After years working and being around people, being at home with a baby can be isolating for some parents. Commit to going out or doing things each week where you will be social. Ideas include:

  • Making time for yourself and your partner to talk over your feelings together.
  • Stay connected with work colleagues and old friends, perhaps with a coffee, meal or movie.
  • Develop new friendships with parents, through mothers’ groups, a walking group, play groups, library activities (many libraries host activities for babies and new parents).

 

Self-compassion

 Self-compassion can be hard for parents who are irritable, tired and under pressure. Often people who have set high expectations for themselves can carry that into parenthood. It can be helpful to allow your feelings to come up but accept them without judgement or criticism of yourself.

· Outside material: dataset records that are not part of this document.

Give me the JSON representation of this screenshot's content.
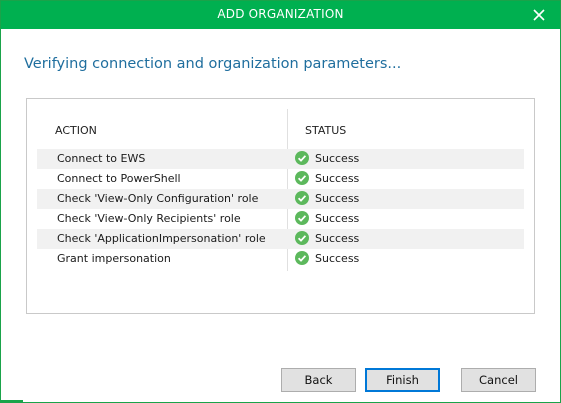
{
  "window": {
    "title": "ADD ORGANIZATION",
    "accent_color": "#00b050"
  },
  "heading": "Verifying connection and organization parameters...",
  "table": {
    "columns": [
      "ACTION",
      "STATUS"
    ],
    "rows": [
      {
        "action": "Connect to EWS",
        "status": "Success",
        "icon": "success-check-icon"
      },
      {
        "action": "Connect to PowerShell",
        "status": "Success",
        "icon": "success-check-icon"
      },
      {
        "action": "Check 'View-Only Configuration' role",
        "status": "Success",
        "icon": "success-check-icon"
      },
      {
        "action": "Check 'View-Only Recipients' role",
        "status": "Success",
        "icon": "success-check-icon"
      },
      {
        "action": "Check 'ApplicationImpersonation' role",
        "status": "Success",
        "icon": "success-check-icon"
      },
      {
        "action": "Grant impersonation",
        "status": "Success",
        "icon": "success-check-icon"
      }
    ]
  },
  "buttons": {
    "back": "Back",
    "finish": "Finish",
    "cancel": "Cancel"
  }
}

Show yourself some kindness. It can help to:

  • Understand what triggers stress in your life learn to manage these situations and your feelings.
  • Acknowledge that babies are hard work and caring for them is easier if it is a shared journey. Your family and friends can provide emotional and practical support. Don’t be afraid to ask.
  • Before going to sleep, do not list or worry about things you haven’t achieved that day. Instead, think instead you managed to do. Then give yourself a pat on the back.

 

Time out

Time out means different things to everyone, but in this case we’re talking about parents who are the primary carers, and how they need to have breaks from the caring role. Sometimes primary carers feel guilty if they schedule time for themselves, so it can be helpful if all family members are supportive and encourage their time out. Some families find the best way to create time out for the primary carer is to structure it. For example, the time or activity each week is set for the primary carer. This can also help with organising someone to look after the baby. If you’re the primary carer it’s important to:

  • Have some time out when you need it.
  • Plan something special to look forward to. Everyday feelings – happy or sad ones – fluctuate daily in response to what is happening in our lives and is all part of being human. However, if these feelings become overwhelming or they interfere with everyday life it could be time to seek some extra support.
  • Time-out activity examples could be a class or activity outside the home, taking a relaxing bath, walking, shopping, listening to music, watching a movie, reading a book, meeting friends, or having a massage.

 

Mental Health / professional support

If you are struggling, the first step is to recognise that. For some people symptoms of anxiety and depression may appear, while for others the changes might be more subtle. They might be a feeling of not quite coping, feeling low in energy or not feeling yourself.

If you’re not coping:

  • Call a helpline to talk about what is on your mind
  • Talk to a family member or friends
  • Talk to a counsellor
  • Talk to your GP for more information and where to get further help.

Trained professionals can help recovery, enabling parents to move on to enjoy rich and meaningful lives with their children.